We apply the above approach to several display advertising campaigns for m6d, a display advertising company that observes over 5 billion actions a day and uses that data along with machine learning algorithms to determine the best prospects for a brand.
- Poster - Dynamic Logistic Regression and Dynamic Model Averaging for Binary Classification
Tyler McCormick (University of Washington)

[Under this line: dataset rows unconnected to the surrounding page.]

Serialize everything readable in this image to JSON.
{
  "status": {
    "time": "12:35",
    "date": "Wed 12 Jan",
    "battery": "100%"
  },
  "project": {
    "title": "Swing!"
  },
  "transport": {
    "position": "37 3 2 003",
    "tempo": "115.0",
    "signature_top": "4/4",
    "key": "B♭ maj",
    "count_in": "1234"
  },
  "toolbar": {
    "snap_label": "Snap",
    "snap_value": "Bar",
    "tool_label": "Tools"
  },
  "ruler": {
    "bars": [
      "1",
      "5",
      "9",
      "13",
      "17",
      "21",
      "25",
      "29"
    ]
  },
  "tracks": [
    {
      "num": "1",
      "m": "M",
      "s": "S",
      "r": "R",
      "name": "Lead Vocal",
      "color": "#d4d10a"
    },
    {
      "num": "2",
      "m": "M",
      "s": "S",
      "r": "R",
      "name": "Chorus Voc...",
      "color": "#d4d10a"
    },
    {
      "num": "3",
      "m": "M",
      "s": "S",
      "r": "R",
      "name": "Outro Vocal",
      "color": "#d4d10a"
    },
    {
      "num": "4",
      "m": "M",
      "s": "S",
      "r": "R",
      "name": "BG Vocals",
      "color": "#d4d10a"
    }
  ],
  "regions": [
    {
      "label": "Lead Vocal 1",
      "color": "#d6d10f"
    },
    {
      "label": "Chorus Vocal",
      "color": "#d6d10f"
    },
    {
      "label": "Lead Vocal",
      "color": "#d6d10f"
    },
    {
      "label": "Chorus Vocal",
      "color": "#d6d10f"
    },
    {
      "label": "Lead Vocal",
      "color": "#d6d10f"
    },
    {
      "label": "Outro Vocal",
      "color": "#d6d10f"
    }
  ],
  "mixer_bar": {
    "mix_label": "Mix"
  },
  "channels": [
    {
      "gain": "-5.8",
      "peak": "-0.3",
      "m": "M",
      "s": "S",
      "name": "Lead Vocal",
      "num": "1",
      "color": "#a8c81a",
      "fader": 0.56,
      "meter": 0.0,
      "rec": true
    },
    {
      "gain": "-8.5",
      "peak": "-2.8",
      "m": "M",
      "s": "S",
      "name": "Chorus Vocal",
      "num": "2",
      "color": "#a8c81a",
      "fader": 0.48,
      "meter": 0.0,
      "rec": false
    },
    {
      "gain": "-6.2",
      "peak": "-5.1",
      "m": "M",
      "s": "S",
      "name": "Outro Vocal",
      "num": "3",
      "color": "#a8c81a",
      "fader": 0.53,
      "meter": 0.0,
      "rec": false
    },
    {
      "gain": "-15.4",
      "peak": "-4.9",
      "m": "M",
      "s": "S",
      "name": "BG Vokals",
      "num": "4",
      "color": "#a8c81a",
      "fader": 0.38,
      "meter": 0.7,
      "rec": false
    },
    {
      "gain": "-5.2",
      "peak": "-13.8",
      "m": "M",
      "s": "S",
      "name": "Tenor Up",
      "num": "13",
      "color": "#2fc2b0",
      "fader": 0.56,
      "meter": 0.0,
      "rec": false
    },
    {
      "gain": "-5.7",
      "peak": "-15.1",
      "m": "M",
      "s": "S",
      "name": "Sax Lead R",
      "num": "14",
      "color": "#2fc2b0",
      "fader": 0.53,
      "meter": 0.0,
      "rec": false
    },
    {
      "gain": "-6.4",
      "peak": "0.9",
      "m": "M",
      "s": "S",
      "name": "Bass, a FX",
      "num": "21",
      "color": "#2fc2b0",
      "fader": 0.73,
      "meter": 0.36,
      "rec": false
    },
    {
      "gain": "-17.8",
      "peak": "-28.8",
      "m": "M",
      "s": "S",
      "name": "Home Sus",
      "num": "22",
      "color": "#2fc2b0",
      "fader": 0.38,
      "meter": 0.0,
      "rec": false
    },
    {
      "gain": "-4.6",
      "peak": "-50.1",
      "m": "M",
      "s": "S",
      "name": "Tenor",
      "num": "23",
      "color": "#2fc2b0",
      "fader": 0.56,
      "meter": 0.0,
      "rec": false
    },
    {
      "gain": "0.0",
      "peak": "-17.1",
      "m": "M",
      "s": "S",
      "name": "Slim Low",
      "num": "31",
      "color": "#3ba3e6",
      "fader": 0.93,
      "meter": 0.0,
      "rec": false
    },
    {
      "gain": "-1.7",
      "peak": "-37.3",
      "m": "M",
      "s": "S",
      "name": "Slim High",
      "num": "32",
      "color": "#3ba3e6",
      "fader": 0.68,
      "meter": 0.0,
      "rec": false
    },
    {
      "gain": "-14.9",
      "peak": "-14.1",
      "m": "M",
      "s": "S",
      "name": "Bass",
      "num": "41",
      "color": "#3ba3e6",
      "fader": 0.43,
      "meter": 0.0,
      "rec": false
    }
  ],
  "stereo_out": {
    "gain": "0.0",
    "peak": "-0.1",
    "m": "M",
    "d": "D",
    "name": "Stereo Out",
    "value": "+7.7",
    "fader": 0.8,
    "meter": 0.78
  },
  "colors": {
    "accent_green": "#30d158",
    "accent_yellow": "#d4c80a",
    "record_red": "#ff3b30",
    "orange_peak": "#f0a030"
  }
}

We propose an online binary classification procedure for cases when
there is uncertainty about the model to use and
parameters within a model change over time.
We account for model uncertainty
through Dynamic Model Averaging (DMA), a dynamic extension of
Bayesian Model Averaging (BMA) in which
posterior model probabilities may also change with time. We
apply a state-space model to the parameters of
each model and we allow the data-generating model to change over time according to a Markov chain. Calibrating a forgetting factor accommodates
different levels of change in the data-generating mechanism. We propose an algorithm which
adjusts the level of forgetting in an online fashion using
the posterior predictive distribution, and so accommodates various levels of change at different times.
We apply our method to data from children with appendicitis who receive either a traditional (open) appendectomy or a laparoscopic procedure. Factors associated with which children receive a particular type of procedure changed substantially over the seven years of data collection, a feature that is not captured using standard regression modeling. Because our procedure can be implemented completely online, future data collection for similar studies would require storing sensitive patient information only temporarily, reducing the risk of a breach of confidentiality.
This is a joint work of Tyler H. McCormick (University of Washington), Adrian E. Raftery (University of Washington), David Madigan (Columbia University), Randall Burd (Children's National Medical Center)
- Poster - Computing Google's PageRank by Sparse Approximation
Sou-Cheng (Terrya) Choi (University of Chicago)
The Google's PageRank eigenvector is sparse in the sense that most elements are extremely small. Basis Pursuit De-Noising is a reasonable tool for finding the tiny proportion of significant nonzeros.
This is joint work with Michael Saunders.
- Poster - Interpretable User-Centered Predictions
Cynthia Rudin (Massachusetts Institute of Technology)
I am working on the design of predictive models that are both accurate and interpretable by a human. These models are built from association rules such as dyspepsia & epigastric pain -> heartburn. I will present three algorithms for decision lists, where classification is based on a list of rules:
1) A very simple rule-based algorithm, which is to order rules based on the adjusted confidence. In this case, users can understand the whole algorithm as well as the reason for the prediction.
2) A Bayesian hierarchical model for sequentially predicting conditions of medical patients, using association rules.
3) A mixed-inter optimization (MIO) approach for learning decision lists. This algorithm has high accuracy and interpretability - both owing to the use of MIO.
This is joint work with David Madigan, Tyler McCormick, Ben Letham, Allison Chang, and Dimitris Bertsimas.